Pour about 1 table-spoon of the batter into the plastic mould (don't put too much, as the batter will rise). Cook it inside the microwave (do not use the lid yet). The instruction leaflet suggests 40 seconds for a 500 watt microwave, or 30 seconds for a 700 watt microwave. I don't know my microwave power, but after around 20 seconds, it is done.
2. Put in your favourite filling on top. Traditional taiyaki filling is sweet red bean/adzuki. As for me; well, as I am a Durian nut as well as Matcha nut, I put durian puree on them. You can use custard, chocolate, your favourite jam, or anything else you fancy.
3. Pour in another one table-spoon of batter to cover the filling. Microwave them again (same time with step no. 1). Remember, once again, they will rise. You may pour just a bit more than 1 table-spoon to cover the filling thoroughly, but not too much. Otherwise, the batter will overflow.
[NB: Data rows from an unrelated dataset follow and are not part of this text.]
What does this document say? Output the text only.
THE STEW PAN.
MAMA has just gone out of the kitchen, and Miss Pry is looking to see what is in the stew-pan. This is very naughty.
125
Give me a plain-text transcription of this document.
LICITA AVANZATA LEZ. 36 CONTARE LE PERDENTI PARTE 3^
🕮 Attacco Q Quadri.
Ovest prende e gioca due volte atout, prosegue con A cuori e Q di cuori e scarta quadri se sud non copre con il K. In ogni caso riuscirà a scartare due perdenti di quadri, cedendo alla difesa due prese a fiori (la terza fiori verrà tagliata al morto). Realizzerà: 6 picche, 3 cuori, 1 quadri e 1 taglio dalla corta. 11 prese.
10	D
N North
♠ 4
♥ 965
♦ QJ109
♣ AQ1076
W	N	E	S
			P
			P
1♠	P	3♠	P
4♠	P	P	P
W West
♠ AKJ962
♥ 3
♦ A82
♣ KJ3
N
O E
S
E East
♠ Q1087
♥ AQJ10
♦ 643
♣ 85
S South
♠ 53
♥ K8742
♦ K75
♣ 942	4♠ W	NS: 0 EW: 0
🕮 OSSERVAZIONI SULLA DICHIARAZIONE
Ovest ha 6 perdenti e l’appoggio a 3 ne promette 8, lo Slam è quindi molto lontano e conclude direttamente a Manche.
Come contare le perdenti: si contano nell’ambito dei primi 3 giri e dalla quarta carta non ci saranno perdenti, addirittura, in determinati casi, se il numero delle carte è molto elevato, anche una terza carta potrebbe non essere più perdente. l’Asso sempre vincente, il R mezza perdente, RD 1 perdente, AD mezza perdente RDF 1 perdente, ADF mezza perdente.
4. Take your inflated funny looking taiyaki from the microwave, and immediately put on the provided lids and press on top of the cooked mixture. Do this when they are still hot. The lid will provide the fish indentation unique to taiyaki on the top side of these little morsels.
When you lift the lids, the taiyakis should stick on the lids as well, making it easier to take them out. But if they don't, just lightly tap the mould upside-down onto a flat surface or a plate, and the little fishies should come out very easily.
And... it's done. My taiyakis have nice brown glaze on it as I put them briefly inside the oven afterwards (to crisp the outer layer a bit. Taiyaki has that slight crispy texture on their outer skin if cooked on a cast iron).